In the corporate bond space, the past ten days have witnessed the resurgence of corporate issuance, with even some high-yield offerings making their way to the market. Around $7 billion moved from money markets to credit in the past week (in ETFs), indicating a substantial switch, and corporations are promptly capitalizing on this window of liquidity.

Regarding equities, our stance from the beginning of the month remains: while Q3 performed well, Q4 2023 has seen downward revisions, affecting the 2024 outlook. Current market levels appear more a result of rerating due to lower long-term yields than healthy and sustainable EPS growth. Nevertheless, market breadth is gradually improving, and investors are turning their attention to reasonably valued companies beyond the popular few.

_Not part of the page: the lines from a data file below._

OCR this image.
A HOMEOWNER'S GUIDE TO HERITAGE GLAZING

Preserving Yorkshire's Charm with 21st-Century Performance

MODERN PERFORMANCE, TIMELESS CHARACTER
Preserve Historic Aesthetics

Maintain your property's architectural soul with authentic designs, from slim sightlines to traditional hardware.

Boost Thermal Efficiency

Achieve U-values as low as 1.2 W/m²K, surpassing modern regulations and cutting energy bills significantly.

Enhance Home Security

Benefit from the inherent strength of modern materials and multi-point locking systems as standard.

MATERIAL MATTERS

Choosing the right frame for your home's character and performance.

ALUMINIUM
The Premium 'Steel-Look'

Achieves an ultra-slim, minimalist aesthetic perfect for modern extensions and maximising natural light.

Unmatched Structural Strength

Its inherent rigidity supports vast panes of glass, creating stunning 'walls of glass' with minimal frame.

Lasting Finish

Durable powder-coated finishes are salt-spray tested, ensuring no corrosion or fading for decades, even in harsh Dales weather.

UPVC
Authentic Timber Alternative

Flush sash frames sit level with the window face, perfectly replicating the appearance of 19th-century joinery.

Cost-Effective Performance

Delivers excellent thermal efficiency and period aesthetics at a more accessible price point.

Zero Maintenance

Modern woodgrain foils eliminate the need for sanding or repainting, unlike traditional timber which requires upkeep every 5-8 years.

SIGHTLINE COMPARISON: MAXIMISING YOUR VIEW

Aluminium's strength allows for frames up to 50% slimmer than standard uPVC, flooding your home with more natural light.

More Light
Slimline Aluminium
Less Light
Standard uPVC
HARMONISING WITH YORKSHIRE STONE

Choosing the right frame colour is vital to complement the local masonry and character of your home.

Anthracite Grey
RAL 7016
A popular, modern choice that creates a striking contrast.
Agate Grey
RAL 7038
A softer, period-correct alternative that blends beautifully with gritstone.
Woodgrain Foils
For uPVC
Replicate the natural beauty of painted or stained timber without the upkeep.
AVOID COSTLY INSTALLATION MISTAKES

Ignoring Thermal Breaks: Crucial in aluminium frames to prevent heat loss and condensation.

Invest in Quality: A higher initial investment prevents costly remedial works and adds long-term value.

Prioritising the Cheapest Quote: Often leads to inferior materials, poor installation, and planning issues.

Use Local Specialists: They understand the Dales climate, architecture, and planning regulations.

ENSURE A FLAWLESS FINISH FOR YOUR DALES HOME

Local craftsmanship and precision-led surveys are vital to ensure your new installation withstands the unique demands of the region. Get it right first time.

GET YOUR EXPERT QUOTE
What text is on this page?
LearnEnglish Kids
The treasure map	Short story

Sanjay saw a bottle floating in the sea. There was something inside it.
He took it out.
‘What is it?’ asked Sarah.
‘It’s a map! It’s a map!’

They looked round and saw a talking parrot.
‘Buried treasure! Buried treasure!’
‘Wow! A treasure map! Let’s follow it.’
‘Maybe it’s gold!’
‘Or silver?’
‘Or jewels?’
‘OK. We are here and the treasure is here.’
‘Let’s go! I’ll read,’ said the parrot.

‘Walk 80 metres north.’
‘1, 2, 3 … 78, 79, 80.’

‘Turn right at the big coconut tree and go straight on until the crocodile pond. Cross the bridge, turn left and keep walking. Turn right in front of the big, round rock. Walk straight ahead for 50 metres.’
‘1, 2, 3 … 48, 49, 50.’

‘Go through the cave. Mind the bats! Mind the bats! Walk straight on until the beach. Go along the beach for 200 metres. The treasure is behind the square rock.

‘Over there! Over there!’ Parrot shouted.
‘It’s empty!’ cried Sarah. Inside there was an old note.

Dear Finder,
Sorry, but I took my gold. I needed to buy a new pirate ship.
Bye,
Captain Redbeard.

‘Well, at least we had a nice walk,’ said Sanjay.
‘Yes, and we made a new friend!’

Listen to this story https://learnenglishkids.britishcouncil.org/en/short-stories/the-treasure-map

In terms of flows, end investors are reallocating capital from NASDAQ to more balanced themes, with the US market recording significant inflows, while outflows from Europe and emerging markets persist.

In corporate news, RWE reported a decent quarter, the Siemens Energy saga concluded with state backing of €8 billion, and Diageo issued a significant profit warning related to Latin American volumes. Burberry also posted a profit warning today. On the positive side, Siemens provided reassuring guidance for next year, as did Infineon. From the US, Cisco's results were outright disappointing, and Palo Alto was cautious in its backlog guidance. The WMT bellwether was also rather cautious in its guidance.